熊野純彦『サルトル』を読む

 熊野純彦サルトル』(講談社選書メチエ)を読む。熊野純彦廣松渉門下の優れた哲学者、サルトルは若い頃夢中になって読んだ哲学者、では読まずばなるまい。それにしても熊野純彦はドイツ哲学が専門でレヴィナスの研究者なのに、サルトルに対するこの理解力は何なのか。難解な廣松渉の一番弟子という優秀さのせいなのか。最近は『本居宣長』に関する大著もあるほどだ。

 サルトルは哲学者にして小説家、劇作家、政治思想家等々の側面をもっている。熊野はサルトルの哲学的側面を取り上げる。それも主著『存在と無』に注力し、後期の『弁証法的理性批判』については、「現在の眼から見てこの浩瀚な著作が巨大な失敗作であったことはほとんど覆いがたい」(「おわりに」)と、切り捨てる。
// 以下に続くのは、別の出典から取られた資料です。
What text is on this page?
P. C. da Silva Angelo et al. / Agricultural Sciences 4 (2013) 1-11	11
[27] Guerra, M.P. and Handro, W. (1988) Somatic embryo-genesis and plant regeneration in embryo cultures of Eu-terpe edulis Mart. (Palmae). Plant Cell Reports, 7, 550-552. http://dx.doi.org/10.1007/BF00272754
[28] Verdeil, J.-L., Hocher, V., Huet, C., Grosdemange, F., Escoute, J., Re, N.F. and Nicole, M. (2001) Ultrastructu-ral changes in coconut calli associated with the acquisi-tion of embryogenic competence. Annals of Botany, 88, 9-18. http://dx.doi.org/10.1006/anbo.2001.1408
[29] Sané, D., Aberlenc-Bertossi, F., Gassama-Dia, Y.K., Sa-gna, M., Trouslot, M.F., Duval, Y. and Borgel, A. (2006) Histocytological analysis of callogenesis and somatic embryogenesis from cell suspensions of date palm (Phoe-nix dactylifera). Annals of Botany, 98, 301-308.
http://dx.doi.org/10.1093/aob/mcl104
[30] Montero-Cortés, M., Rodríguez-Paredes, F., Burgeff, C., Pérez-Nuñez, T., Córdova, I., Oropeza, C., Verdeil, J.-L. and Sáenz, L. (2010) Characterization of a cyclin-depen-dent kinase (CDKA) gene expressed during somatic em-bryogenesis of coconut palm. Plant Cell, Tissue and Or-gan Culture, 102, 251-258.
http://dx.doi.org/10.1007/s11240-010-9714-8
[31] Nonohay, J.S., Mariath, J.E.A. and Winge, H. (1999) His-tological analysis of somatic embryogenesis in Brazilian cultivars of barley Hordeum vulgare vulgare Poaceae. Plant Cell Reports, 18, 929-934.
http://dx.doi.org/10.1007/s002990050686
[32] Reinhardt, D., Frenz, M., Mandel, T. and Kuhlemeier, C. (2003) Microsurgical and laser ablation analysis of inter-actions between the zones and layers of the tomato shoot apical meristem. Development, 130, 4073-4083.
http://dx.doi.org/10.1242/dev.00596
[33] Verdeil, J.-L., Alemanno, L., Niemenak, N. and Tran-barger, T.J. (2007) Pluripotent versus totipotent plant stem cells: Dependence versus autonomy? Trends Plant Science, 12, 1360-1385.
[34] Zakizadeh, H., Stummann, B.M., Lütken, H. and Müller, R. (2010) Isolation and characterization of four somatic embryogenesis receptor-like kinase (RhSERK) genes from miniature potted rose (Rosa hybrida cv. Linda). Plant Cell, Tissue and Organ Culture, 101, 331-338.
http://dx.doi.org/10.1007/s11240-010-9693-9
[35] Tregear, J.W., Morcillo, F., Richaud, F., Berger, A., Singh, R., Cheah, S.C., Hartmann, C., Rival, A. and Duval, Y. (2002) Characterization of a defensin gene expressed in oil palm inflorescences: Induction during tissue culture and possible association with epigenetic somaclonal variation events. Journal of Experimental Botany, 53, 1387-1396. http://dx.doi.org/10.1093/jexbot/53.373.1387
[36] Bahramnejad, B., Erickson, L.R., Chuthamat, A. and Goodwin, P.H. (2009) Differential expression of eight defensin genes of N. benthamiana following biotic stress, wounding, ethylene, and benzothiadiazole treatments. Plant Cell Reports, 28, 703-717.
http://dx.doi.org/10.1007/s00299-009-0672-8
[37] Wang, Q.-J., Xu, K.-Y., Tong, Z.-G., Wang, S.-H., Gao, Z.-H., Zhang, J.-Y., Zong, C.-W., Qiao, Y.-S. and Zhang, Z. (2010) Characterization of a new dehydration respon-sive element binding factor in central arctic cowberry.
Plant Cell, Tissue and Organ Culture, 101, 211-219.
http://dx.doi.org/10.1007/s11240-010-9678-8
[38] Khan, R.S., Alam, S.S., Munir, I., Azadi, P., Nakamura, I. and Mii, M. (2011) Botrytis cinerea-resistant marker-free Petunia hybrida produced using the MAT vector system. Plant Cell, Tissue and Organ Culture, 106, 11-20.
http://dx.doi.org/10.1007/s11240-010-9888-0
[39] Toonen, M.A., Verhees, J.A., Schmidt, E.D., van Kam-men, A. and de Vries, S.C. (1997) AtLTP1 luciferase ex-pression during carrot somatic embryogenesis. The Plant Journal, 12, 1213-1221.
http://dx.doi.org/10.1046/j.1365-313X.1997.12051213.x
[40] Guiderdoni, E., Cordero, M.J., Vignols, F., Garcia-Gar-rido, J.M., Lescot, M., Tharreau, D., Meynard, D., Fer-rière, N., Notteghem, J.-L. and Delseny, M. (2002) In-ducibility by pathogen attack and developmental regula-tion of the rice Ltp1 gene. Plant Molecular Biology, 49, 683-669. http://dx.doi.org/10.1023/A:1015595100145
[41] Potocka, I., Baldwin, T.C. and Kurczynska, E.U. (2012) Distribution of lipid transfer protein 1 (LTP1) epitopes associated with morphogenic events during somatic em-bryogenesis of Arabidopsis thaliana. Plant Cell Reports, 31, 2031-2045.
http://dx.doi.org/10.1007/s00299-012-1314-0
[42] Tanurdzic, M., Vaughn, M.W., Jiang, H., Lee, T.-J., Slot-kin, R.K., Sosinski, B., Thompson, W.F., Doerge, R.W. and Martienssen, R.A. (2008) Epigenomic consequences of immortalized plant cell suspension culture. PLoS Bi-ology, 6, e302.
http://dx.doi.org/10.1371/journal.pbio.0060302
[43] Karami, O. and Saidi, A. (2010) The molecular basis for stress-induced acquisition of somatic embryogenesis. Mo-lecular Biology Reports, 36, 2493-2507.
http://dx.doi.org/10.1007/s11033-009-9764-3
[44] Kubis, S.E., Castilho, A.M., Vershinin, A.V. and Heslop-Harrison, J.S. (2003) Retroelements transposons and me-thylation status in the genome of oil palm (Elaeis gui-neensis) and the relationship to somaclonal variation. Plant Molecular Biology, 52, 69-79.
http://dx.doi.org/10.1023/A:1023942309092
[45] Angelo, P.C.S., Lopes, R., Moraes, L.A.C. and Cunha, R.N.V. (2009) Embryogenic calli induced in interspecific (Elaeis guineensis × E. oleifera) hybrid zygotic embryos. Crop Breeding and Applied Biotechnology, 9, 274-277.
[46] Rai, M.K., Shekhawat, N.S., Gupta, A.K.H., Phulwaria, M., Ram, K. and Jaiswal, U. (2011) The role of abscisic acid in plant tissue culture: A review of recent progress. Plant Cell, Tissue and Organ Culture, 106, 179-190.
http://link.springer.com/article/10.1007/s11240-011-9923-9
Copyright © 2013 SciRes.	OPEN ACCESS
 サルトルは対自存在と即自存在を追求する。いっさいの意識はなにものかについての意識である。言いかえれば超越的な対象の定立ではないような意識は存在しない。意識が、みずからを超越して自体的に存在する対象についての意識であることは、意識が即自としてのその対象を定立することとひとしい。対象についての定立的な意識のうらがわには非定立的意識が貼りついている必要がある。

 やっぱりすごく難しい。それでも今まで読んだサルトル論のうちでは最も分かりやすく魅力的だ。おそらくもう『存在と無』を読み直すことはないだろうから、本書を何度か読み直さなければならないだろう。